When such a tetraploid plant is crossed with a diploid plant, the triploid offspring are usually sterile (unable to produce fertile seeds or spores), although many triploids can be propagated vegetatively. Growers of annual triploid plants not readily propagated vegetatively cannot produce a second-generation crop from the seeds (if any) of the triploid crop and need to buy triploid seed from a supplier each year. Many sterile triploid plants, including some trees and shrubs, are becoming increasingly valued in horticulture and landscaping because they do not become invasive species and do not drop undesirable fruit and seed litter. In certain species, colchicine-induced triploidy has been used to create "seedless" fruit, such as seedless watermelons (Citrullus lanatus). Since most triploids do not produce pollen themselves, such plants usually require cross-pollination with a diploid parent to induce seedless fruit production.

The ability of colchicine to induce polyploidy can be also exploited to render infertile hybrids fertile, for example in breeding triticale (× Triticosecale) from wheat (Triticum spp.) and rye (Secale cereale).

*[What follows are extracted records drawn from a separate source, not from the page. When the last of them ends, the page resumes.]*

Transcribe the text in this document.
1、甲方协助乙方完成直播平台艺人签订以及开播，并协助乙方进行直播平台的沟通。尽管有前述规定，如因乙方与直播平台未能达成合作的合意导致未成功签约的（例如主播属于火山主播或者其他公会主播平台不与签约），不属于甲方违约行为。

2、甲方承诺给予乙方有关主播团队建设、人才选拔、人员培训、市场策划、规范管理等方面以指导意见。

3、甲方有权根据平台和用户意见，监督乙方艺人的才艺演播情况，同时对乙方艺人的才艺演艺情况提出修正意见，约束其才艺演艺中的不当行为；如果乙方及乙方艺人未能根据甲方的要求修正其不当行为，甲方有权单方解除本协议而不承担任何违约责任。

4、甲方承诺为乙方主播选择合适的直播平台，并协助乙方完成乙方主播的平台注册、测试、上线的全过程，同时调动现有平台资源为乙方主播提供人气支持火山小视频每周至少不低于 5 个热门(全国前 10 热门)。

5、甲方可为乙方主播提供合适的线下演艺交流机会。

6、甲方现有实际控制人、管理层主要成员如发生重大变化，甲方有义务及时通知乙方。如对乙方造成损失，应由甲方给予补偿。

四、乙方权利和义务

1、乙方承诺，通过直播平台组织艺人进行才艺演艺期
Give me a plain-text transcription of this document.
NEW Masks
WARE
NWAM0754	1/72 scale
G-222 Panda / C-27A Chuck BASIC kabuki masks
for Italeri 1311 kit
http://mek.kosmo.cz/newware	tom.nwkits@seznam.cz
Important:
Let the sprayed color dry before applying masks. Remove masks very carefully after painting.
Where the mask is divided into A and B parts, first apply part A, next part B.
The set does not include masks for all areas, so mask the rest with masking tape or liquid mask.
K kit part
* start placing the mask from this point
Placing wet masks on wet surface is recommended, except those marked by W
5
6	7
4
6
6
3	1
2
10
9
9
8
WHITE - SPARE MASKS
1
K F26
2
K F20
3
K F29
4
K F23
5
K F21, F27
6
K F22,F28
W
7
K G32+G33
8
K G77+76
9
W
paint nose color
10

Wheat is typically tetraploid and rye diploid, with their triploid hybrid infertile; treatment of triploid triticale with colchicine gives fertile hexaploid triticale.

== Society and culture ==
=== Legal status ===
In May 2026, the Committee for Medicinal Products for Human Use of the European Medicines Agency adopted a positive opinion recommending the granting of a marketing authorization for the medicinal product Colchicine Agepha Pharma, intended for the secondary prevention of atherothrombotic events in adults with coronary disease who have been stable for at least six months. The applicant for this medicinal product is Agepha Pharma s.r.o. Colchicine Agepha Pharma is a hybrid medicine of Colchicine Tiofarma, which has been authorized in the European Union since 1998. Colchicine Agepha Pharma contains the same active substance as Colchicine Tiofarma but differs in the approved indication. It was authorized in July 2026.